AuthorsPérez-Astray, Antón; Adánez-Rubio, Iñaki; Mendiara, Teresa; Izquierdo Pantoja, María Teresa CSIC ORCID ; Abad Secades, Alberto CSIC ORCID ; Gayán Sanz, Pilar CSIC ORCID ; Diego Poza, Luis F. de ; García Labiano, Francisco CSIC ORCID ; Adánez Elorza, Juan CSIC ORCID
KeywordsBECCS technologies
Issue Date15-Sep-2018
CitationFuel 236: 598-607 (2018)
AbstractChemical looping combustion (CLC) processes combined with CO2 sequestration and sustainable management of biomass represent a promising BioEnergy with Carbon Capture and Storage (BECCS) technology.

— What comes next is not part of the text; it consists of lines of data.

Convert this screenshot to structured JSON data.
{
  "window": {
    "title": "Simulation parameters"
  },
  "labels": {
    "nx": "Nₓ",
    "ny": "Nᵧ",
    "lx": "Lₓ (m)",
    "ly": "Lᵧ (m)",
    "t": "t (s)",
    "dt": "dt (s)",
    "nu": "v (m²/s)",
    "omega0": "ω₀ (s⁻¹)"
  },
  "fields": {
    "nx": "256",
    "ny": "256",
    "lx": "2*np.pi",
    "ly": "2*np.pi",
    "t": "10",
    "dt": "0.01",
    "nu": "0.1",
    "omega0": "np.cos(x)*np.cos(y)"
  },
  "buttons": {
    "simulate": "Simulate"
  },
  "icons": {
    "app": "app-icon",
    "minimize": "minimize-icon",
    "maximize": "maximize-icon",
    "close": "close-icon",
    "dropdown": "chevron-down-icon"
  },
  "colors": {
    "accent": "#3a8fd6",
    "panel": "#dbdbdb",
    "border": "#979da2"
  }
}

One of the aspects to be considered in the combustion of biomass is the formation of NOx and the possible existence of tar in the gaseous product stream. The advantage of the CLC technology compared to other CO2 capture technologies is that only fuel-N contributes to nitrogen oxides formation. Moreover, scarce information is available about tar formation in CLC. Thus, this work focuses on these two aspects and compares the results obtained when two different chemical looping combustion modes are used, namely In Situ Gasification Chemical Looping Combustion (iG-CLC) and Chemical Looping with Oxygen Uncoupling (CLOU). Important differences were observed depending on the combustion mode. In both cases most of the fuel-N appeared as N2 in the fuel reactor. However, in iG-CLC more than 94% of the nitrogen measured in the fuel reactor was N2 independently of the biomass used. These percentages under the CLOU mode were lower. In this case, low amounts of N2O were also detected, although it decreased to almost zero at 850 °C. In the air reactor, NO was found and its concentration remained below the legal limit for NOx emissions in power installations with all the types of biomass tested and operating modes. Tar species and concentrations found at the fuel reactor outlet stream were different under the two combustion modes. About 2.5–3.7 g/Nm3 total tar could be found at 980 °C burning under iG-CLC mode, mostly naphthalene. On the contrary, insignificant tar amounts were found in CLOU.